Monday, September 19 2005
About two in the morning we’re toned out for a possible unconscious, “Caller reports patient lying in roadway”. We arrive to find an elderly man lying face-down in the thick mud between the curb and the sidewalk, where one day the construction company will place sod. His head, chest, and arms are covered with mud, but a ragged laceration in his forehead has bled much of the mud off his face. A baseball cap lies on the ground perhaps ten feet away.
Was this guy hit by a car and thrown onto the sidewalk? Was he mugged? Did he just trip? No way of telling. I take c-spine while the crew grabs backboard and cot.
“I’m okay, I’m okay,” the man says in a very weak voice. “Can I go home now?”
“No, sir, we need to check you out. What happened?”
“I fell, I think. Can I go home now?”
Backboard is ready, we roll the patient onto it and begin strapping him on. The whole time he’s whispering, “I just want to go home,” over and over. We place a collar.
The patient stops talking. And moving.
“Oh shit oh dear,” says DTs. “Sir!” No response. Sternal rub. No response. One of the crew takes the patient’s wrist, says, “I can feel a pulse.” Carotid pulse is present also. I look, the patient is indeed breathing – he’s just not responding. In EMS lingo, he’s DFO – done fell out.
DTs is precepting a young lady to become an EMT-B lead. She calls the county to ask if a medic is available for this call, and is told “negative” – all the medics are busy. Phooey.
Load and go. We grab a quick set of vitals, then the lead preceptee asks me to call the hospital while she and our third cut the patient’s clothing to check for non-obvious injuries.
“Charles Cullen Memorial ER.”
“Hi, ambulance 502, we’re responding to you with a male, 65, found prone on a sidewalk, periods of unresponsiveness, head lac, unknown mechanism, boarded, collared, vital signs BP 174/91, pulse 109, pupils PERL, Sa02 99% room air, dexy 120, see you in three minutes.”
“Okay,” says the ER.
The patient’s O2 sats do not warrant oxygen, but we give him a non-rebreather at 15lpm anyway – we’ve noted a tendency for his breathing to slow when he goes unresponsive, which he does twice en route. Each time, though, he pops back up within ten seconds and says, “I want to go home.”
We arrive, wheeling the patient into the ER. Recent construction has modified the nurses station to include partitions so they don’t have to see you when you walk in. Our driver wends through the mini-cubicles to the admitting nurse.
“Ambulance 502,” he says.
“Yes, I know,” she says. “Just wait.”
“Hey, we got this guy,” he says.
“I’ll be with you in a minute,” she says. The driver peers around the partition to give us a helpless shrug.
“Okay, put him in the hallway,” says the nurse.
“Hallway,” our driver says to us.
We move the patient on the board to the bed parked in the hallway. Another nurse comes up.
“What are his O2 sats?” he asks.
“99% on room air, but -”
“Take that thing off his face,” the nurse orders. Goddamn, I’m starting to get a bit pissed, here.
The admitting nurse comes around to the bed. Her eagle eyes miss nothing.
“This patient is on a backboard!” she says.
“Of course,” says DTs.
“And this patient has a collar!” she exclaims. “Why is this patient on a backboard with a collar?”
“He was found prone on a sidewalk,” I begin, but she’s cleverly deduced everything.
“This is a trauma patient! This patient should be in a trauma room!”

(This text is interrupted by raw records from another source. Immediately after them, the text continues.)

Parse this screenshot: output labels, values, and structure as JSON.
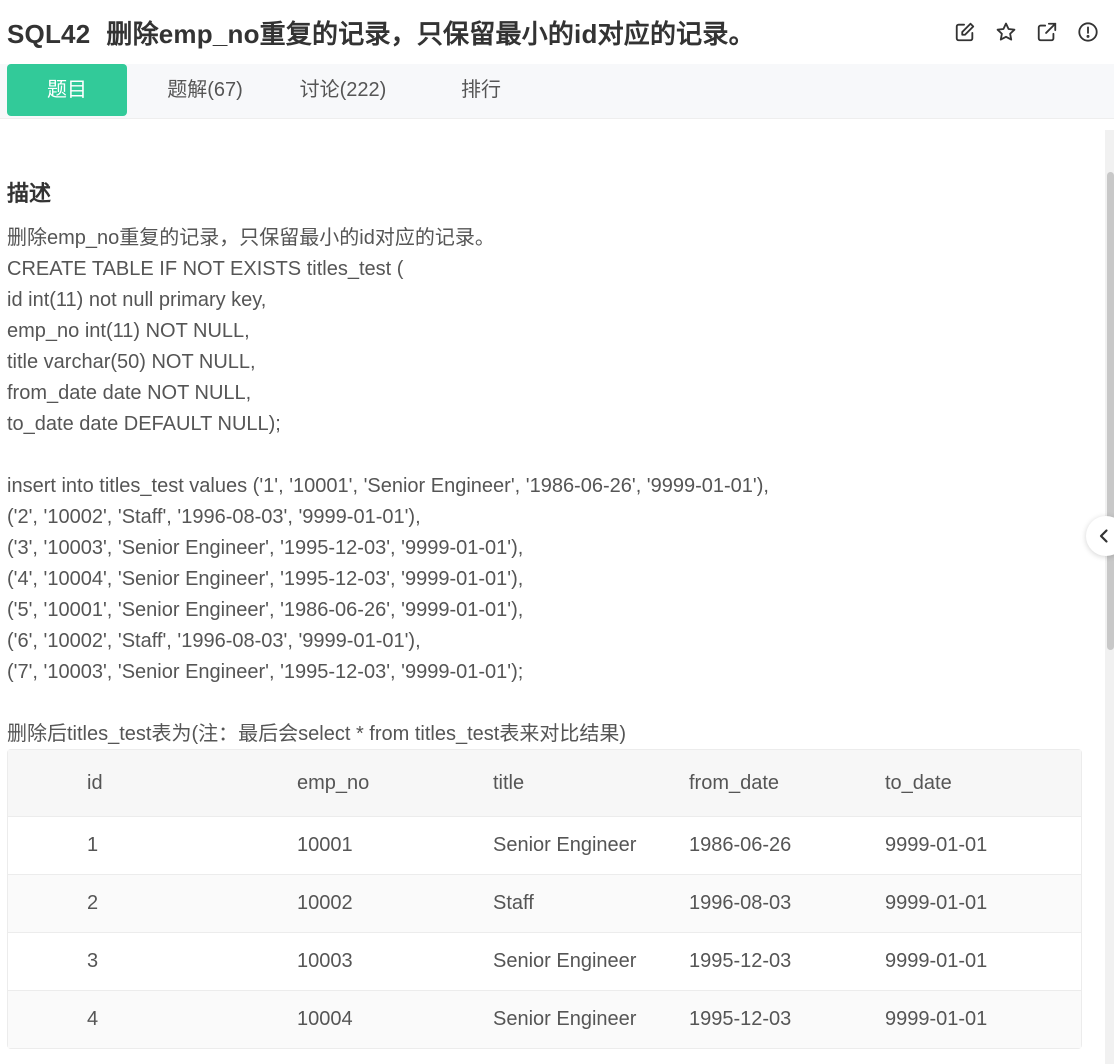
{
  "header": {
    "problem_code": "SQL42",
    "problem_title": "删除emp_no重复的记录，只保留最小的id对应的记录。"
  },
  "tabs": [
    {
      "label": "题目",
      "active": true
    },
    {
      "label": "题解(67)",
      "active": false
    },
    {
      "label": "讨论(222)",
      "active": false
    },
    {
      "label": "排行",
      "active": false
    }
  ],
  "content": {
    "section_title": "描述",
    "lines": [
      "删除emp_no重复的记录，只保留最小的id对应的记录。",
      "CREATE TABLE IF NOT EXISTS titles_test (",
      "id int(11) not null primary key,",
      "emp_no int(11) NOT NULL,",
      "title varchar(50) NOT NULL,",
      "from_date date NOT NULL,",
      "to_date date DEFAULT NULL);",
      "",
      "insert into titles_test values ('1', '10001', 'Senior Engineer', '1986-06-26', '9999-01-01'),",
      "('2', '10002', 'Staff', '1996-08-03', '9999-01-01'),",
      "('3', '10003', 'Senior Engineer', '1995-12-03', '9999-01-01'),",
      "('4', '10004', 'Senior Engineer', '1995-12-03', '9999-01-01'),",
      "('5', '10001', 'Senior Engineer', '1986-06-26', '9999-01-01'),",
      "('6', '10002', 'Staff', '1996-08-03', '9999-01-01'),",
      "('7', '10003', 'Senior Engineer', '1995-12-03', '9999-01-01');",
      "",
      "删除后titles_test表为(注：最后会select * from titles_test表来对比结果)"
    ]
  },
  "table": {
    "columns": [
      "id",
      "emp_no",
      "title",
      "from_date",
      "to_date"
    ],
    "rows": [
      [
        "1",
        "10001",
        "Senior Engineer",
        "1986-06-26",
        "9999-01-01"
      ],
      [
        "2",
        "10002",
        "Staff",
        "1996-08-03",
        "9999-01-01"
      ],
      [
        "3",
        "10003",
        "Senior Engineer",
        "1995-12-03",
        "9999-01-01"
      ],
      [
        "4",
        "10004",
        "Senior Engineer",
        "1995-12-03",
        "9999-01-01"
      ]
    ]
  },
  "icons": {
    "edit": "edit-icon",
    "favorite": "star-icon",
    "open": "external-link-icon",
    "report": "info-icon",
    "collapse": "chevron-left-icon"
  },
  "colors": {
    "accent": "#32ca99",
    "text": "#333333",
    "muted": "#555555"
  }
}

“Yes, yes!” says DTs. She’s getting it! There is hope!
“Did you call this in as a trauma?”
“Yes.”
“Where’s the medic?”
“There was no medic,” our young preceptee begins.
“Should have been a medic. Why didn’t you call a medic? You’re just a basic unit. This patient needs a medic…”

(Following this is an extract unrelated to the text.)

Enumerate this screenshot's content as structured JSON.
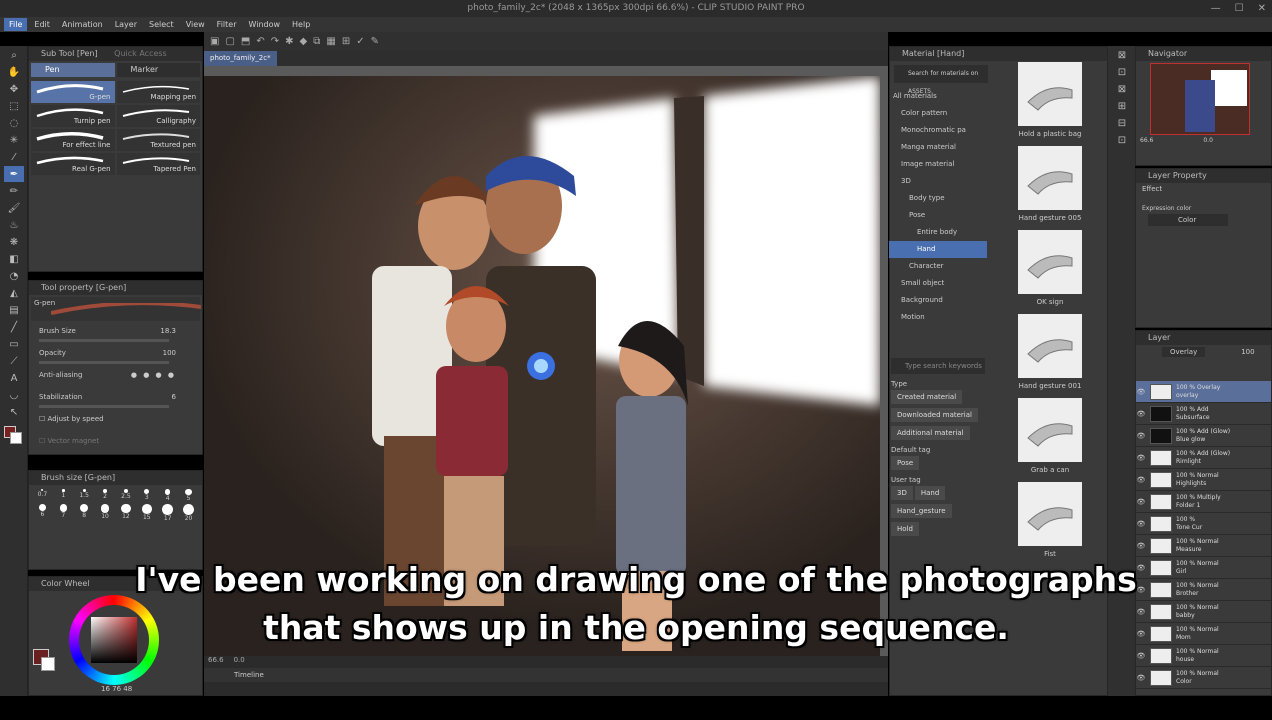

What this patient needs, I thinks to meself, is for you to STFU and call a doc; what this patient needed was our four minute transport to the hospital, versus waiting on scene 10 minutes until a medic was available. What this patient needed was to not wait five minutes until you graciously allowed us to place him in a goddamn hallway bed.
A doc arrives, gets things moving in the trauma room, then steps outside to get the story from the precepting lead. He nods his head a few times, says, “Okay,” then turns back into the trauma room.
Later, the doc pulls the preceptee aside. “You did exactly the right thing,” he says. The patient was suffering from ETOH mixed with a lot of heavy-duty prescriptions – not something a medic could have done anything about anyway, had they been available.